Protesto pede justiça por mortos durante ação da PM em Belém

Familiares das vítimas afirmam que homens mortos durante operação policial não tiveram chance de defesa

Reprodução/Redes sociais

Moradores, amigos e familiares das vítimas mortas durante uma ação da Polícia Militar realizada na última quinta-feira (21), em Belém, participam na noite desta terça-feira (26) de um protesto pedindo justiça e esclarecimentos sobre o caso. A manifestação ocorre na Praça do Panorama XXI, na Avenida Augusto Montenegro.

O ato foi organizado após familiares contestarem a versão oficial apresentada pelas forças de segurança, que apontava confronto durante a operação realizada em uma propriedade conhecida como Sítio Natureza. Segundo testemunhas e moradores da área, as vítimas não teriam reagido à abordagem policial.

Com cartazes e pedidos de justiça, os manifestantes cobram investigação rigorosa sobre as circunstâncias das mortes e responsabilização caso sejam confirmados excessos durante a ação.

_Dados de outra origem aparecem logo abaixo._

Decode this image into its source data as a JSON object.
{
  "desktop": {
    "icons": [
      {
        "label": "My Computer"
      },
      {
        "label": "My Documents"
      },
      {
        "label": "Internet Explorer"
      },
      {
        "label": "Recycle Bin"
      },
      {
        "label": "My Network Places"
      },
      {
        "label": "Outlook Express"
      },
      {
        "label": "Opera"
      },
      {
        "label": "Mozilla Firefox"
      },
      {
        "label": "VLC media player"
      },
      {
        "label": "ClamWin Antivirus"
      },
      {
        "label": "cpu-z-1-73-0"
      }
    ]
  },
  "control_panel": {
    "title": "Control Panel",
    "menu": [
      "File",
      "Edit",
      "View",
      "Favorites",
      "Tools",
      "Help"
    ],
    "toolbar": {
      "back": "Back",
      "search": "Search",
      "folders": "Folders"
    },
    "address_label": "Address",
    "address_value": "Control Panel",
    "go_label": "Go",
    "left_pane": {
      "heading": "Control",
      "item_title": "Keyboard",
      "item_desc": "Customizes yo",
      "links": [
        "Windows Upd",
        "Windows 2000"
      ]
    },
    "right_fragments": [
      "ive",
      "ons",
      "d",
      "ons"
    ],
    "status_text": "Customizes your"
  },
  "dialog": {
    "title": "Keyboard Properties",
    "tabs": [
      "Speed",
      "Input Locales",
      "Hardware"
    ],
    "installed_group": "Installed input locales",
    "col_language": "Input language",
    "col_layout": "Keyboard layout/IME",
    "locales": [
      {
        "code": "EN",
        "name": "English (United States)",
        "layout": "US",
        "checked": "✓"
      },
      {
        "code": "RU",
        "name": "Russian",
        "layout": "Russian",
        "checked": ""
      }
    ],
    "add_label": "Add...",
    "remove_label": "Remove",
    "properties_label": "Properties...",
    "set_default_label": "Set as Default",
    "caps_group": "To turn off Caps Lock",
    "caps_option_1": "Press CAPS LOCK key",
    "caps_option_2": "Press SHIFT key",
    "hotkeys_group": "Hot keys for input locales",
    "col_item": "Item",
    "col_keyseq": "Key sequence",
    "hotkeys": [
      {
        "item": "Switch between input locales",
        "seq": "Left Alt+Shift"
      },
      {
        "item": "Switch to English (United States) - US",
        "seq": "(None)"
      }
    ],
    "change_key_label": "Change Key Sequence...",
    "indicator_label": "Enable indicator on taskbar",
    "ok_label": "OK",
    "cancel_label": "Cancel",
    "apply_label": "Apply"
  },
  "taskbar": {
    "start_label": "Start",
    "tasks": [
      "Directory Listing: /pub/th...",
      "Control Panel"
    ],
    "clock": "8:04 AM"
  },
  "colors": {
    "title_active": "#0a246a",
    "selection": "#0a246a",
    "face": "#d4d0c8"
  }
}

Entre os mortos está Rhingo Miguel Macedo da Silva, proprietário do imóvel onde a operação aconteceu. Segundo relatos repassados à equipe de reportagem do Estado do Pará Online (EPOL), ele trabalhava de forma autônoma no ramo de eventos e não possuía antecedentes criminais. Familiares afirmam que o espaço havia sido herdado recentemente do pai, que faleceu há pouco tempo.

Outra vítima identificada foi Haroldo, que atuava como enfermeiro e também trabalhava como vigia em uma Usina da Paz. Pessoas próximas afirmam que ele era conhecido na comunidade e questionam a versão de que teria participado de confronto armado.

De acordo com moradores da região, equipes da Polícia Militar chegaram ao local derrubando o portão e efetuando disparos logo no início da abordagem. Os relatos divergem da versão inicial apresentada pelas autoridades.

Os manifestantes afirmam que o protesto busca chamar atenção para a necessidade de transparência nas investigações e garantir que o caso seja apurado com imparcialidade pelas autoridades competentes.